Now Miel had reached across the space between them, breaking that seal on the years they’d known each other. Years of nights together, a few times fighting enough to stop talking to each other, and they’d never struck each other. And now she’d hit her best friend, the boy who came near her when to everyone else she was strange and made of water.

But she had gone into the river after him, thinking he needed her to save him, watching him and worrying with each second he stayed under. She’d hesitated by the edge only long enough to see his shape, the light flash of his shirt, the dark blur of his hair, his arms slack near his body. Then she’d let the water take her.

There was no joy in having covered herself in the water she was so afraid of. Its current called to her, reminding her that it had taken her brother, and her mother, and now it had almost taken her best friend. Its beads covered her skin, like fingers needling her. If she had stayed in that water a second longer, she would have felt the film of her mother’s dress brushing her shins, or her brother’s fingers grasping at her wrist, trying to save her.

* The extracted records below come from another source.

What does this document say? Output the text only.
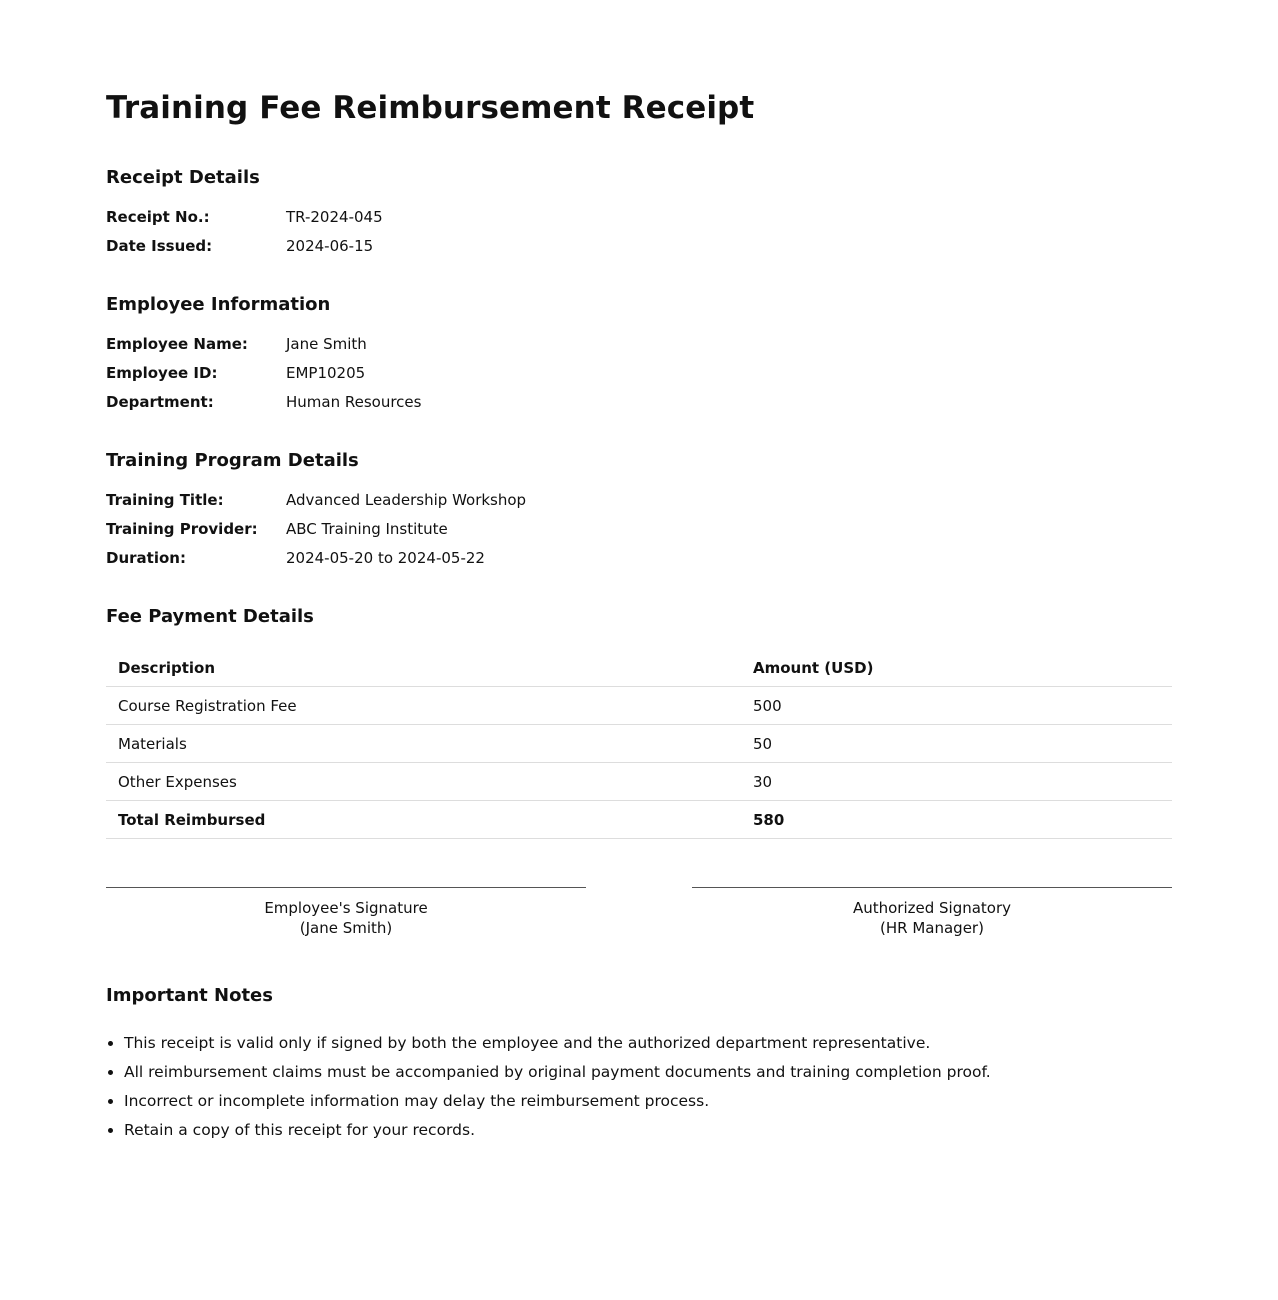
Training Fee Reimbursement Receipt
Receipt Details
Receipt No.:	TR-2024-045
Date Issued:	2024-06-15
Employee Information
Employee Name:	Jane Smith
Employee ID:	EMP10205
Department:	Human Resources
Training Program Details
Training Title:	Advanced Leadership Workshop
Training Provider:	ABC Training Institute
Duration:	2024-05-20 to 2024-05-22
Fee Payment Details
Description	Amount (USD)
Course Registration Fee	500
Materials	50
Other Expenses	30
Total Reimbursed	580
Employee's Signature
(Jane Smith)
Authorized Signatory
(HR Manager)
Important Notes
• This receipt is valid only if signed by both the employee and the authorized department representative.
• All reimbursement claims must be accompanied by original payment documents and training completion proof.
• Incorrect or incomplete information may delay the reimbursement process.
• Retain a copy of this receipt for your records.
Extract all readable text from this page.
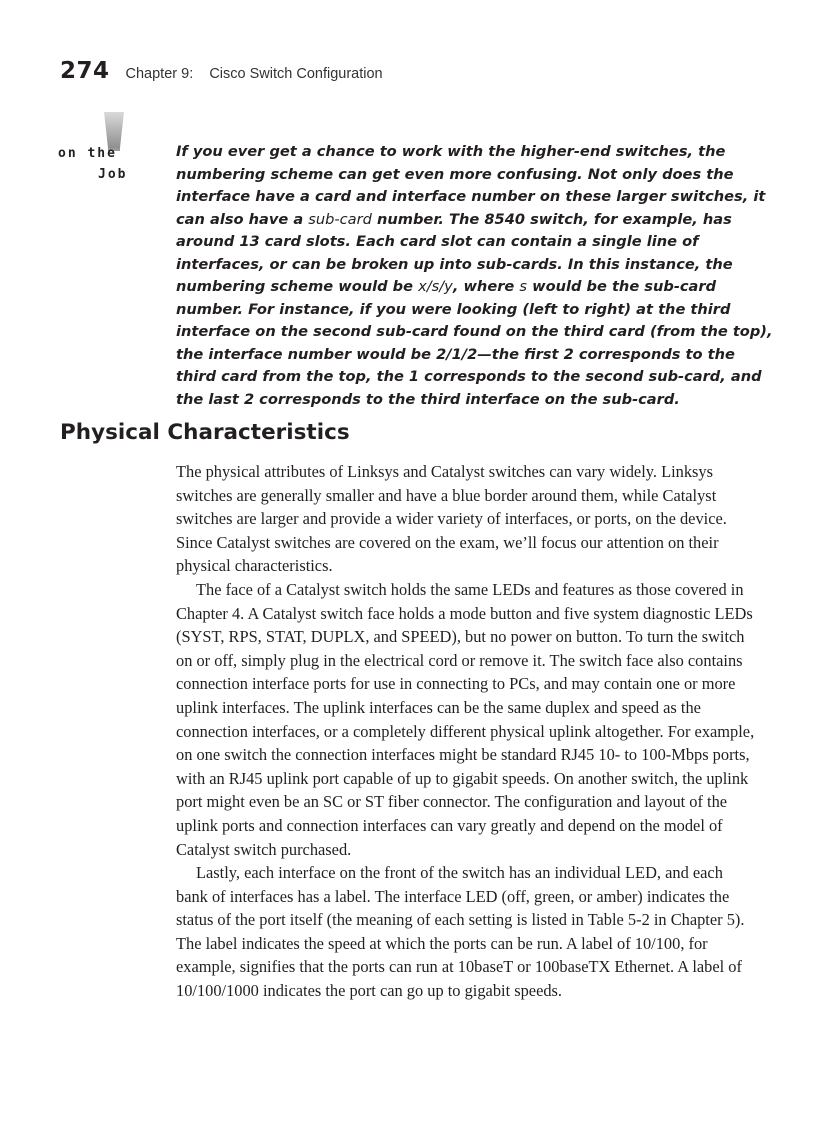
274 Chapter 9:    Cisco Switch Configuration
on the
Job

If you ever get a chance to work with the higher-end switches, the numbering scheme can get even more confusing. Not only does the interface have a card and interface number on these larger switches, it can also have a sub-card number. The 8540 switch, for example, has around 13 card slots. Each card slot can contain a single line of interfaces, or can be broken up into sub-cards. In this instance, the numbering scheme would be x/s/y, where s would be the sub-card number. For instance, if you were looking (left to right) at the third interface on the second sub-card found on the third card (from the top), the interface number would be 2/1/2—the first 2 corresponds to the third card from the top, the 1 corresponds to the second sub-card, and the last 2 corresponds to the third interface on the sub-card.

Physical Characteristics

The physical attributes of Linksys and Catalyst switches can vary widely. Linksys switches are generally smaller and have a blue border around them, while Catalyst switches are larger and provide a wider variety of interfaces, or ports, on the device. Since Catalyst switches are covered on the exam, we’ll focus our attention on their physical characteristics.

The face of a Catalyst switch holds the same LEDs and features as those covered in Chapter 4. A Catalyst switch face holds a mode button and five system diagnostic LEDs (SYST, RPS, STAT, DUPLX, and SPEED), but no power on button. To turn the switch on or off, simply plug in the electrical cord or remove it. The switch face also contains connection interface ports for use in connecting to PCs, and may contain one or more uplink interfaces. The uplink interfaces can be the same duplex and speed as the connection interfaces, or a completely different physical uplink altogether. For example, on one switch the connection interfaces might be standard RJ45 10- to 100-Mbps ports, with an RJ45 uplink port capable of up to gigabit speeds. On another switch, the uplink port might even be an SC or ST fiber connector. The configuration and layout of the uplink ports and connection interfaces can vary greatly and depend on the model of Catalyst switch purchased.

Lastly, each interface on the front of the switch has an individual LED, and each bank of interfaces has a label. The interface LED (off, green, or amber) indicates the status of the port itself (the meaning of each setting is listed in Table 5-2 in Chapter 5). The label indicates the speed at which the ports can be run. A label of 10/100, for example, signifies that the ports can run at 10baseT or 100baseTX Ethernet. A label of 10/100/1000 indicates the port can go up to gigabit speeds.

Then Miel had seen Sam’s face, the lack of panic, the reckless edge in his expression. And she knew. The water hadn’t tried to steal him.

He’d let it have him.

Now they knelt facing each other, his hands on his knees, her arms crossed and held tight against her.

He hadn’t broken eye contact with her, even when she slapped him. It frightened her. And it made her want to brush his wet hair out of his face with her fingers, put her mouth on his hard enough that she couldn’t tell if she was kissing him or biting him.

“What are you doing?” she asked.

He didn’t answer. He didn’t look away either.

“Why did you…” She could not say the words. She could not speak the truth that Sam had gone into the water, in all his clothes, in weather cold enough that he couldn’t pretend he was swimming.

“Sam,” she said, making the syllable sharp enough that he’d have to look at her.

A sheen of water made his eyes look like hot glass.

“Where are you?” she asked. “Where did you go?”

Sam’s breathing deepened but didn’t even. One inhale was slow and paused, the next sharp and broken.